Abu Fukayha was ancestrally from the Azd tribe in Yemen. He was a slave in Mecca in the possession of Safwan ibn Umayya ibn Muharrith of the Kinana tribe. His master manumitted him at an unknown date; but his social status in the city remained "insignificant".

He had one son, Abu Tajra, and two daughters, Fukayha and Baraka. 
Abu Tajra became the mawla of the Abdaldar clan and in his turn had two daughters, Barra and Habiba.
Baraka was a mawla of Abu Sufyan. She married Qays in Abdallah, a member of the Asad tribe and an ally of Sa'id ibn al-'As ibn Umayya. They had one daughter, Umayya.
Fukayha married Hattab ibn al-Harith from the Juma clan.
Baraka and Fukayha were among the Muslims who migrated to Abyssinia, together with Safwan ibn Umayya's daughter Fatima. 

The aged Abu Fukayha became a Muslim. He suffered under the persecution of 614-616, when he was tortured until he did not know what he was saying. Muhammad said that a Muslim who denied his faith under such circumstances, yet "whose heart remains at rest in its faith," was not to blame.

Abu Fukayha and other poor men used to sit in the Kaaba with Muhammad. The Quraysh used to jeer at Muhammad for consorting with humble people, saying: "These are his companions, as you see. Is it such creatures that God has chosen from among us to give guidance and truth? If what Muhammad has brought were a good thing these fellows would not have been the first to get it, and God would not have put them before us." Muhammad produced this prophecy in response.

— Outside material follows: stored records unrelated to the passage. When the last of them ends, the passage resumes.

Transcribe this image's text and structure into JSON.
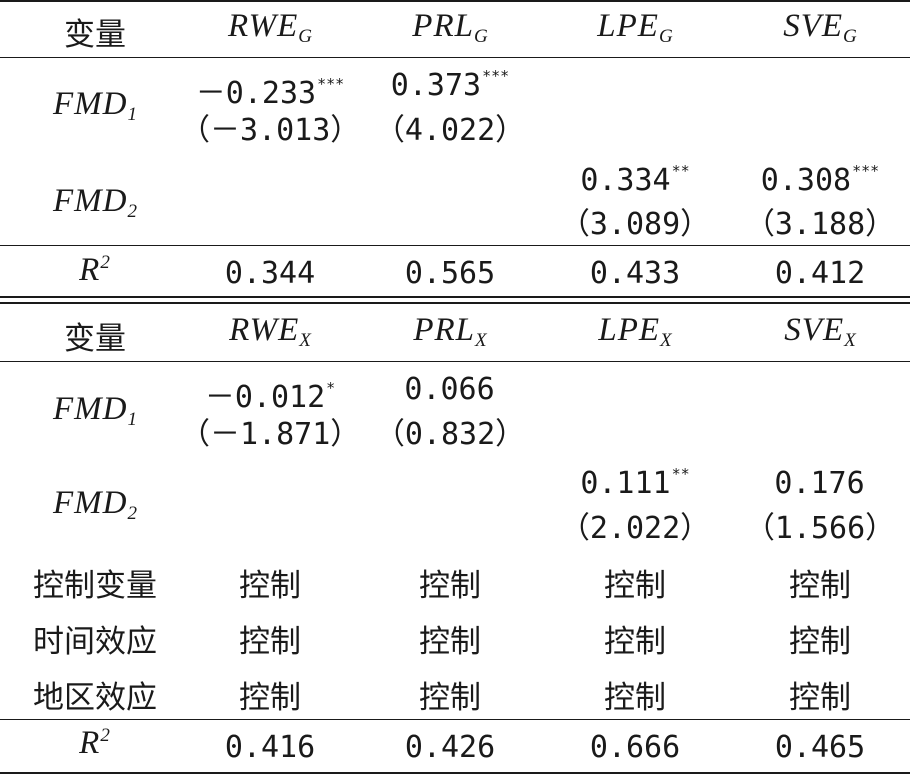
{
  "panel_g": {
    "header": {
      "var_label": "变量",
      "cols": [
        {
          "base": "RWE",
          "sub": "G"
        },
        {
          "base": "PRL",
          "sub": "G"
        },
        {
          "base": "LPE",
          "sub": "G"
        },
        {
          "base": "SVE",
          "sub": "G"
        }
      ]
    },
    "fmd1": {
      "base": "FMD",
      "sub": "1",
      "rwe_coef": "－0.233",
      "rwe_stars": "***",
      "rwe_t": "（－3.013）",
      "prl_coef": "0.373",
      "prl_stars": "***",
      "prl_t": "（4.022）"
    },
    "fmd2": {
      "base": "FMD",
      "sub": "2",
      "lpe_coef": "0.334",
      "lpe_stars": "**",
      "lpe_t": "（3.089）",
      "sve_coef": "0.308",
      "sve_stars": "***",
      "sve_t": "（3.188）"
    },
    "r2": {
      "base": "R",
      "sup": "2",
      "values": [
        "0.344",
        "0.565",
        "0.433",
        "0.412"
      ]
    }
  },
  "panel_x": {
    "header": {
      "var_label": "变量",
      "cols": [
        {
          "base": "RWE",
          "sub": "X"
        },
        {
          "base": "PRL",
          "sub": "X"
        },
        {
          "base": "LPE",
          "sub": "X"
        },
        {
          "base": "SVE",
          "sub": "X"
        }
      ]
    },
    "fmd1": {
      "base": "FMD",
      "sub": "1",
      "rwe_coef": "－0.012",
      "rwe_stars": "*",
      "rwe_t": "（－1.871）",
      "prl_coef": "0.066",
      "prl_stars": "",
      "prl_t": "（0.832）"
    },
    "fmd2": {
      "base": "FMD",
      "sub": "2",
      "lpe_coef": "0.111",
      "lpe_stars": "**",
      "lpe_t": "（2.022）",
      "sve_coef": "0.176",
      "sve_stars": "",
      "sve_t": "（1.566）"
    },
    "controls": [
      {
        "label": "控制变量",
        "values": [
          "控制",
          "控制",
          "控制",
          "控制"
        ]
      },
      {
        "label": "时间效应",
        "values": [
          "控制",
          "控制",
          "控制",
          "控制"
        ]
      },
      {
        "label": "地区效应",
        "values": [
          "控制",
          "控制",
          "控制",
          "控制"
        ]
      }
    ],
    "r2": {
      "base": "R",
      "sup": "2",
      "values": [
        "0.416",
        "0.426",
        "0.666",
        "0.465"
      ]
    }
  }
}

Abu Fukayha is not mentioned among those who emigrated to Medina in 622. It is likely that he had died of natural causes by this date.

Historical Note

It is popularly believed that Abu Fukayha was bought and manumitted by Abu Bakr. This is not correct. His name does not appear on Ibn Ishaq's list of slaves bought by Abu Bakr, which professes to be complete. Rather, Ibn Ishaq expressly states that it was Abu Fukayha's original master, Safwan, who freed him.